No era raro que estallaran rencillas entre las tropas, que se traducían en acalorados insultos y espadas desenvainadas. En cuanto se oían los primeros gritos, aparecían de la nada los draconianos que formaban la guardia de élite del templo. Los implicados los miraban de arriba abajo, gruñían y se retiraban, como perros que hubieran visto el látigo del amo.

El ruido y el caos provocados por carros y carretas que saltaban de bache en bache, los hombres que maldecían, los perros que ladraban y las rameras que chillaban no tardaron en provocarle a Raistlin un terrible dolor de cabeza. El ambiente estaba cargado por culpa del humo que se alzaba de las herrerías y de las hogueras de los diferentes campamentos, cuyas tiendas se veían a lo lejos. De una curtiduría cercana salía un hedor a duras penas soportable, para mezclarse con el olor del ganado encerrado en un corral y la peste a sangre del patio del carnicero.

Iolanthe se tapó la boca con un pañuelo perfumado.

—Menos mal que ya casi hemos llegado —dijo la hechicera, señalando una serie de edificios achaparrados al otro lado de la calle—. La posada de El Broquel Partido... Deberías buscar alojamiento allí.

Raistlin negó con la cabeza.

—He leído sobre ella. No me lo puedo permitir.

—Claro que puedes —le contradijo Iolanthe y le guiñó un ojo—. Tengo una idea.

Miró a ambos lados y después se lanzó a la calle. Raistlin la siguió. Los dos corrían y tropezaban con las rodadas, los caballos y los soldados.

Raistlin había leído una descripción de la posada cuando había estado en Neraka.
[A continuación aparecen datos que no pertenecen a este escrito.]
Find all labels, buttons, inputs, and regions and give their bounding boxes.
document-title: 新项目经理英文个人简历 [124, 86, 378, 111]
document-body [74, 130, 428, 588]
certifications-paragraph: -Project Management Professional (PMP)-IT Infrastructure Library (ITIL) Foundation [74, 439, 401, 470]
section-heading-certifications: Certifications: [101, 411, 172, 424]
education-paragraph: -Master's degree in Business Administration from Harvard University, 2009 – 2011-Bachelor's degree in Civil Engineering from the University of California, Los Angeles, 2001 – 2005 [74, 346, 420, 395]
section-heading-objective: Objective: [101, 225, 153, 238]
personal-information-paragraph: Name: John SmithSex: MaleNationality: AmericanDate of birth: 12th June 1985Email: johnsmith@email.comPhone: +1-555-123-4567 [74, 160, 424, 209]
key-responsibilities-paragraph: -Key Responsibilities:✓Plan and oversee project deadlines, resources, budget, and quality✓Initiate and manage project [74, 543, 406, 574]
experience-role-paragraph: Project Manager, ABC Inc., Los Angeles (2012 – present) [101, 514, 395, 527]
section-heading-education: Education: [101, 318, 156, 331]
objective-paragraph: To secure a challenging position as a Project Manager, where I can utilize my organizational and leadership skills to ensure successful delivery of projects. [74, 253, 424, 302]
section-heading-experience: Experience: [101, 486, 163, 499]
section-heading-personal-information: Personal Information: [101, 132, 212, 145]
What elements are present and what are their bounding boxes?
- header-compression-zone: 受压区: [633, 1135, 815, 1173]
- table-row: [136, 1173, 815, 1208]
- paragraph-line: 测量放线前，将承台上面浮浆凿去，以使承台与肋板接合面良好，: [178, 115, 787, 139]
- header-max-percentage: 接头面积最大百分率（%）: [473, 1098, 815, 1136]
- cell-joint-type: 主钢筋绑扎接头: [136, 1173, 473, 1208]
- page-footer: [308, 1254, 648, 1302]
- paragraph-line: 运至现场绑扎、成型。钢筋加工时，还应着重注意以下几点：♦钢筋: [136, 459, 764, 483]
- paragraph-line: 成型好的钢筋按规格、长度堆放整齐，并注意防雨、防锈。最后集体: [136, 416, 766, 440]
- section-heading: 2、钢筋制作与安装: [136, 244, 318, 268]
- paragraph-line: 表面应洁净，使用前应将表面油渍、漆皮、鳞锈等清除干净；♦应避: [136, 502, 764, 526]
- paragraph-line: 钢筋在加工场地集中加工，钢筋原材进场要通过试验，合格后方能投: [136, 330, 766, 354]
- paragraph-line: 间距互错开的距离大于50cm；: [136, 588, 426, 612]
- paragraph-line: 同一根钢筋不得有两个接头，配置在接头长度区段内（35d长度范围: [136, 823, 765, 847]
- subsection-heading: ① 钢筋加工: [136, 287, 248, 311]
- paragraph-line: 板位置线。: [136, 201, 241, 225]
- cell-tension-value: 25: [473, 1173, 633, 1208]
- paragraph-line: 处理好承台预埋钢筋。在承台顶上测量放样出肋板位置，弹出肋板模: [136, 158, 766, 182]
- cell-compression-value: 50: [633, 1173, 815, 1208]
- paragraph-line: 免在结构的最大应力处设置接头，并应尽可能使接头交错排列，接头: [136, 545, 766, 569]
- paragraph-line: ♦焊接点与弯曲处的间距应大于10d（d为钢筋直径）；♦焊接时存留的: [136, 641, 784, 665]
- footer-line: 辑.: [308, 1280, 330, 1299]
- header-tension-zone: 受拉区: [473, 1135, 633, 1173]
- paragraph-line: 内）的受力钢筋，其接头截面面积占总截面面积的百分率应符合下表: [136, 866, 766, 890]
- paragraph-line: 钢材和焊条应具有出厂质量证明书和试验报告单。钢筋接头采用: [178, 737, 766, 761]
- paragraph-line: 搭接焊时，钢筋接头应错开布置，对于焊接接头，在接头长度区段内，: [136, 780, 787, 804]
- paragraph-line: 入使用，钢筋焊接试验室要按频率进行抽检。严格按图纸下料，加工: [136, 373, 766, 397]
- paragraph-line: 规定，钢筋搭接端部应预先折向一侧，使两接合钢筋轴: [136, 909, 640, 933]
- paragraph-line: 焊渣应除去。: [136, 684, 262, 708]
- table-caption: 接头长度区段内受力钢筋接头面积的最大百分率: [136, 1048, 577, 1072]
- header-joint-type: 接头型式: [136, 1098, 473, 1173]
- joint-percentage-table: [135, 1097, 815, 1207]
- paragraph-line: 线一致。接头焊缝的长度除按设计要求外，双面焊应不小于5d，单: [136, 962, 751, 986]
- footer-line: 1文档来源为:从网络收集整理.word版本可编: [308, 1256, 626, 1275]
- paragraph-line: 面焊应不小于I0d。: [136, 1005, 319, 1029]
Un Esteta que respondía al curioso nombre de Cameroon Bunks había puesto su vida en peligro aventurándose en la ciudad de la reina Oscura, con el fin de explorarla y regresar para informar de lo que había visto.

Había escrito:

[[

«La posada de El Broquel Partido abrió sus puertas cuando su propietario, Talent Orren, un antiguo mercenario de Lemish, invirtió sus ganancias del juego en la compra de un pequeño local en el Barrio Blanco de Neraka. Según se cuenta, Orren no tenía ni una pieza de acero para el cartel, así que clavó su propio broquel roto sobre la puerta y bautizó al local como "El Broquel Partido". Orren servía comidas sencillas, pero sabrosas. No aguaba la cerveza ni engañaba a sus clientes. Con la afluencia de soldados y peregrinos oscuros a Neraka, no tardó en tener más trabajo del que podía hacerse cargo. Con el tiempo, Orren añadió un espacio al local y lo llamó "La Taberna del Broquel Partido". Pasó más tiempo y añadió varios bloques de habitaciones, con lo que la taberna adquirió la categoría de posada.»

]]

Se veían tantos edificios, todos ellos con varias entradas, que Raistlin no tenía la menor idea de cuál era la puerta principal. Iolanthe eligió una entrada al azar, al menos así le pareció a Raistlin, hasta que levantó la vista y vio un broquel —partido por la mitad— que colgaba sobre la puerta.